AI Framework (MPAI-AIF) is a standard environment to implement MPAI-conforming AI systems that supports Artificial Intelligence, Machine Learning and Data Processing life cycles of networked AI Modules (AIM). The standard is planned to be delivered in June 2021
|Context-based Audio Enhancement (MPAI-CAE) is an application standard for 4 initial use cases: adding a desired emotion to a speech without emotion, preserving old audio tapes, improving the audioconference experience and removing unwanted sounds while keeping the relevant ones to a user walking in the street.|
|Multimodal Conversation (MPAI-MMC) is an application standard for 3 initial use cases: audio-visual conversation with a machine impersonated by a synthesised voice and an animated face, request for information about a displayed object, translation of a sentence using a synthetic voice that preserves the speech features of the human.|
|Compression and Understanding of Industrial Data (MPAI-CUI) is application standard for one initial use case: Prediction of performance by filtering and extraction of information from a company’s governance, financial and risk data.
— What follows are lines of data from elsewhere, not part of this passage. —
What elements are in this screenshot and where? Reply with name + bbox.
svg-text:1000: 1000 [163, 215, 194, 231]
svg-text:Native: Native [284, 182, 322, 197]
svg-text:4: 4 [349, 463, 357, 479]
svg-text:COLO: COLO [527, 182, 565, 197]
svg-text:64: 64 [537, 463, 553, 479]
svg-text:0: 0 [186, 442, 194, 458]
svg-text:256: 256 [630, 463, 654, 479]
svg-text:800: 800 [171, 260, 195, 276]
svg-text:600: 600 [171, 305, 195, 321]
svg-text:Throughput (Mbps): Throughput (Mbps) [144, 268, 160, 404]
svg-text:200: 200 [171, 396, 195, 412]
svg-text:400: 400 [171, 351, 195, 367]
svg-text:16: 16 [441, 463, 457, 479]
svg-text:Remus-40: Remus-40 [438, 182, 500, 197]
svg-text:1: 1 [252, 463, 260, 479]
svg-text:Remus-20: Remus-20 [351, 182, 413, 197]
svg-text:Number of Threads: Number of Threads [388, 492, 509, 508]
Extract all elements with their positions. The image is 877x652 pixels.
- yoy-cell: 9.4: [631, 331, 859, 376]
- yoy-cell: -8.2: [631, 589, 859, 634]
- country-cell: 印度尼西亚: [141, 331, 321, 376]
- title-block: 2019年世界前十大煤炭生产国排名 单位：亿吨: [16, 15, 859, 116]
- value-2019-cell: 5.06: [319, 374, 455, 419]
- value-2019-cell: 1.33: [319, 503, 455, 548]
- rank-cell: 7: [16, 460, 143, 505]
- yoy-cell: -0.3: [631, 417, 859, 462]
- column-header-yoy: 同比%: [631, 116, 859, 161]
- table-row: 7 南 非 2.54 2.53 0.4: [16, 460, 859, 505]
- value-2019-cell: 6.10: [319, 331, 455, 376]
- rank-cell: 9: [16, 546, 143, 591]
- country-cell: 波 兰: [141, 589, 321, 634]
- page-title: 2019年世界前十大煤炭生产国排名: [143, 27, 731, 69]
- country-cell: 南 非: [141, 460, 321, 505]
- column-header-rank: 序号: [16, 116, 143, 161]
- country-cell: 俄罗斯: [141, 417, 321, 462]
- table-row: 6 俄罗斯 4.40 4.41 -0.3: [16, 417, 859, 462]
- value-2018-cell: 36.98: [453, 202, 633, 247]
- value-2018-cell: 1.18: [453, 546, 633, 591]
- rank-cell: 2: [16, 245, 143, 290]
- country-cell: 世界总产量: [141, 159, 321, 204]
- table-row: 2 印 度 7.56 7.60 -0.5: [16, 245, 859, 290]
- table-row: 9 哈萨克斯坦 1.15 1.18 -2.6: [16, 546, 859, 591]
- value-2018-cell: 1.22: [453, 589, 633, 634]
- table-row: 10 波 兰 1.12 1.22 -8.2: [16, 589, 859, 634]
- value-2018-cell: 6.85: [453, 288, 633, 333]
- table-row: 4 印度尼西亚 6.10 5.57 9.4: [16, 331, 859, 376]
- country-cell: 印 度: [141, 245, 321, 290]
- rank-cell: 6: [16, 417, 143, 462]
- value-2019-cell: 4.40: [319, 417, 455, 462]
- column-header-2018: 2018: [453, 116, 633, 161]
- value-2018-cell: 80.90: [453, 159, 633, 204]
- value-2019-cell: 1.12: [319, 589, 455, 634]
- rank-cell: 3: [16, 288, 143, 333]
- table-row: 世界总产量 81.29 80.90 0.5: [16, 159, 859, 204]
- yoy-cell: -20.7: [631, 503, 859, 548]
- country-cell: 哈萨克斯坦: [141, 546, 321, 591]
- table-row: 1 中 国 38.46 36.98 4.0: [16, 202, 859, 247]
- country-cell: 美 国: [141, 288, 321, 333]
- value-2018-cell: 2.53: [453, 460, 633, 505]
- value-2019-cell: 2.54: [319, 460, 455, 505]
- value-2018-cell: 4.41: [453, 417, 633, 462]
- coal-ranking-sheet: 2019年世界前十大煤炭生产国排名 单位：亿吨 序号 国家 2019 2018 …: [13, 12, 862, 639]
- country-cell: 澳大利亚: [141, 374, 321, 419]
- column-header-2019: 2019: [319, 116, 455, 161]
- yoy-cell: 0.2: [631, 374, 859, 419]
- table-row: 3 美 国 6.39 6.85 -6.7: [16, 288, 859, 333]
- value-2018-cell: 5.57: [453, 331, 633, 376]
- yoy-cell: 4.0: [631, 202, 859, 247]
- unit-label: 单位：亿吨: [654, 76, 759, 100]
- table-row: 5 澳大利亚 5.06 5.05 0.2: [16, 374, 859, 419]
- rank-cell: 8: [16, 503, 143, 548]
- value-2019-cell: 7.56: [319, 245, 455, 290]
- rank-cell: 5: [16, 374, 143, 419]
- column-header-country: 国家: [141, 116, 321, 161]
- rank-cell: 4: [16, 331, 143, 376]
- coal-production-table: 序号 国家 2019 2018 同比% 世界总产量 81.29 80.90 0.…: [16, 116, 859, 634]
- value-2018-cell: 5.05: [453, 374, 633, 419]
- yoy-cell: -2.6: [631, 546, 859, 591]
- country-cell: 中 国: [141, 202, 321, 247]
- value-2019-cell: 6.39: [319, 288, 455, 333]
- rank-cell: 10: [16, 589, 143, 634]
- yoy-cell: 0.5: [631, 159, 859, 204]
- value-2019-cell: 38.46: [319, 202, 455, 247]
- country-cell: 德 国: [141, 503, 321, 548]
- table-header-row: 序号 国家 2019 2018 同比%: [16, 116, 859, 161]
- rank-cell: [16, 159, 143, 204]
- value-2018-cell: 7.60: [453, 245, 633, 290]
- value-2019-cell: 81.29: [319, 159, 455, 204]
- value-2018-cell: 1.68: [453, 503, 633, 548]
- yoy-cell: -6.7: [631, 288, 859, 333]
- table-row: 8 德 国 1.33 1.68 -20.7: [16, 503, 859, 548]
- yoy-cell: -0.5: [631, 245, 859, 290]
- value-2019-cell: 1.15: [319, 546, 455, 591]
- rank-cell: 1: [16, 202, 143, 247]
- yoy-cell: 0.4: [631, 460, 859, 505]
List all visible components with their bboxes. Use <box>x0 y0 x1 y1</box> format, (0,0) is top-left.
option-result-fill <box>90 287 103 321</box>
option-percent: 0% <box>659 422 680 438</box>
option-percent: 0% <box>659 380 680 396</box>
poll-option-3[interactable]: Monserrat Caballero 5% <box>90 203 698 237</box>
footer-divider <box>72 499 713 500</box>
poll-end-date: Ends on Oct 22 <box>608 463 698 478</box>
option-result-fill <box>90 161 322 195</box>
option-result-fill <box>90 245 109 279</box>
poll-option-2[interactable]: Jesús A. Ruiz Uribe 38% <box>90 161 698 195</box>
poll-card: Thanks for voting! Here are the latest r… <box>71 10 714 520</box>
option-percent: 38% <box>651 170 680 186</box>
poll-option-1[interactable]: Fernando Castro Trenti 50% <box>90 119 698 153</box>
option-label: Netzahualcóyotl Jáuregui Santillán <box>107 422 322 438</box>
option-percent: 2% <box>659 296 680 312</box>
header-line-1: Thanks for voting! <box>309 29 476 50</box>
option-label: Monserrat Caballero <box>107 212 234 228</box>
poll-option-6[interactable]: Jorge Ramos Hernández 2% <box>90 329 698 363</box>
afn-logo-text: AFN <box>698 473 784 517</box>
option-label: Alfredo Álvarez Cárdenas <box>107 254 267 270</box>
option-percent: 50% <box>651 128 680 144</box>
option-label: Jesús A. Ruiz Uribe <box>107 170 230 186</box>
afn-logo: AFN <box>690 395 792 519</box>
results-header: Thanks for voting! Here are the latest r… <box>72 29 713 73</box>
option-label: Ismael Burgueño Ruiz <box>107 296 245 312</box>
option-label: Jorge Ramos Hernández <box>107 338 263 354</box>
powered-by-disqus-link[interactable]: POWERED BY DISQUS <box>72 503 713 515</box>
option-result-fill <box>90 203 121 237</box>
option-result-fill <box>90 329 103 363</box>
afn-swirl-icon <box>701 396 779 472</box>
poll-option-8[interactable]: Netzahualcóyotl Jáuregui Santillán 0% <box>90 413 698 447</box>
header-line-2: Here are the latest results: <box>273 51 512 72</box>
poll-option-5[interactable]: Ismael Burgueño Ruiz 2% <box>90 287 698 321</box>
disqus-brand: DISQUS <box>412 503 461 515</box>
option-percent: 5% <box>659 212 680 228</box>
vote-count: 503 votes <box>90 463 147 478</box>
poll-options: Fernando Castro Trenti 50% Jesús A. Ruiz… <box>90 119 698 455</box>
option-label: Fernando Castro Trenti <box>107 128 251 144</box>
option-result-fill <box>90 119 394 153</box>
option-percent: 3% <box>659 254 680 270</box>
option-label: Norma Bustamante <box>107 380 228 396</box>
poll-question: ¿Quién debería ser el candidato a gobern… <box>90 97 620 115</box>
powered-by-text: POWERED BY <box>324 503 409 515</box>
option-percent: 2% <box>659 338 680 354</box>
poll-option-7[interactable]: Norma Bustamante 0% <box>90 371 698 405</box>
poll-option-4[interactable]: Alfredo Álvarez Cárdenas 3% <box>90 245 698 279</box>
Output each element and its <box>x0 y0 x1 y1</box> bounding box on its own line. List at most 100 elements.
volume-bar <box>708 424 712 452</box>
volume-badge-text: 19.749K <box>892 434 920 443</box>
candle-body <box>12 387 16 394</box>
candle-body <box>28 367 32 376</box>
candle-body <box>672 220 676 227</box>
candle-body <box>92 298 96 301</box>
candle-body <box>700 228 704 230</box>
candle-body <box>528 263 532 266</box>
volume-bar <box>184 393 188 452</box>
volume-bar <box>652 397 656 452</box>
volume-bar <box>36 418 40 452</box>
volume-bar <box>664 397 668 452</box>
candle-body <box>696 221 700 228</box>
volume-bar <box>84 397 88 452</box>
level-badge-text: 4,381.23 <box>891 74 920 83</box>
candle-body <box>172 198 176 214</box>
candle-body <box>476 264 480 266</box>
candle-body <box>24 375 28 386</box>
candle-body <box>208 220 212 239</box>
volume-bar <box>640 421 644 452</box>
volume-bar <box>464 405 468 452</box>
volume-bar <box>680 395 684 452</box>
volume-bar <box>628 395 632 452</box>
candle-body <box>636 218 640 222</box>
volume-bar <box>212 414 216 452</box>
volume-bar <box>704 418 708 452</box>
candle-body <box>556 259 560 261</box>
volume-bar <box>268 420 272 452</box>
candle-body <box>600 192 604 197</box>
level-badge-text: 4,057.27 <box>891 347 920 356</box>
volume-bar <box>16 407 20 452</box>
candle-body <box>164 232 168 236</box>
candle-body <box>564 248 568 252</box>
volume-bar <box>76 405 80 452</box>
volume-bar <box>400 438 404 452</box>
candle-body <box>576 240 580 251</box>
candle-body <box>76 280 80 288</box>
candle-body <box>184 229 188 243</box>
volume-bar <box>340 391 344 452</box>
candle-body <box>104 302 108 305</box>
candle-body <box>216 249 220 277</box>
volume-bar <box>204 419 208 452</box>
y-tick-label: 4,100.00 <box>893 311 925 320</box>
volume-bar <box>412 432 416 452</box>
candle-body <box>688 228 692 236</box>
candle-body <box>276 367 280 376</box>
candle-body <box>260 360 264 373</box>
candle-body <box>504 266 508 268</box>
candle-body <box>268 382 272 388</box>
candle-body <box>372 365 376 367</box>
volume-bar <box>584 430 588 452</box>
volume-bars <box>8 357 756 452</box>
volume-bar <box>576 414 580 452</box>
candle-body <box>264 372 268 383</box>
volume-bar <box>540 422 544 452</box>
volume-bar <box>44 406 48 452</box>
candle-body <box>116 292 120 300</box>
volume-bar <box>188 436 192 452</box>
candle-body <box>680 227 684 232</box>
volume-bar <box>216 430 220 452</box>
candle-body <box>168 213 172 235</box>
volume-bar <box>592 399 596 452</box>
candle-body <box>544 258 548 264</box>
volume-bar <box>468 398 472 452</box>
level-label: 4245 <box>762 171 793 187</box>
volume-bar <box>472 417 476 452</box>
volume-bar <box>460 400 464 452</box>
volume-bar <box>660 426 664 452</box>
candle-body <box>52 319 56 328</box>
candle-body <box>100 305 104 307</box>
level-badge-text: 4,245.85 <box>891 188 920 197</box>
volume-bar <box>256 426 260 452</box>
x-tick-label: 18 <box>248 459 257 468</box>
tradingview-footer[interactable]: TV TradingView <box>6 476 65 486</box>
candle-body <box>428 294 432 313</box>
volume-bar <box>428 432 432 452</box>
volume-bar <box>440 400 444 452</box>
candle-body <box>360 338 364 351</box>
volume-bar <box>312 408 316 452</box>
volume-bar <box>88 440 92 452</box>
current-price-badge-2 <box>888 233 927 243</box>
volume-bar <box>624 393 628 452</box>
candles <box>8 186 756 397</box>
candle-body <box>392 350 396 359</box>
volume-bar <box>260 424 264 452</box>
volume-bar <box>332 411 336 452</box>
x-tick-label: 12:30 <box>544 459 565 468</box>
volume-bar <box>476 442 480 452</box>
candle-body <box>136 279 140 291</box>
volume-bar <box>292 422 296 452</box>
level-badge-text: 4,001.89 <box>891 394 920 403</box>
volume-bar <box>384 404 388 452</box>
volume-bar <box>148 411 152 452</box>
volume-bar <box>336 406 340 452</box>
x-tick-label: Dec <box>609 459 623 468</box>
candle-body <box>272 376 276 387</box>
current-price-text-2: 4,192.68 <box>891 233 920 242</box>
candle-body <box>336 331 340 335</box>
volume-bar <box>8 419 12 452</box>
Performance is measured with 3 parameters: organisational adequacy, default probability and business continuity index.|
Not the end of the story, but the beginning
MPAI is currently developing 4 standards, but more standards are in the pipeline:
- Server-based Predictive Multiplayer Gaming (MPAI-SPG) is an application standard to predict data from game clients that have not reached the server because of network latency and to identify game clients that send altered data (so-called Anti-cheating). It is expected that MPAI-SPG will be implemented as a plug-in to an online game server for training and inference.
- AI-Enhanced Video Coding (MPAI-EVC) is an Application standard that improves coding efficiency of the EVC standard by enhancing or replacing existing data processing tools with AI tools. The standard is developed by a global network of researchers who plug their AI tools developed in any framework.
- Integrative Genomic/Sensor Analysis (MPAI-GSA) is a collection of representative use cases to compress and understand the result of high-throughput experiments combining genomic/proteomic and other data, e.g., from video, motion, location, weather, medical sensors.
- Visual Object and Scene Description (MPAI-OSD) is a collection of Use Cases sharing the goal of describing visual object and locate them in the space. Scene description includes the usual description of objects and their attributes in a scene.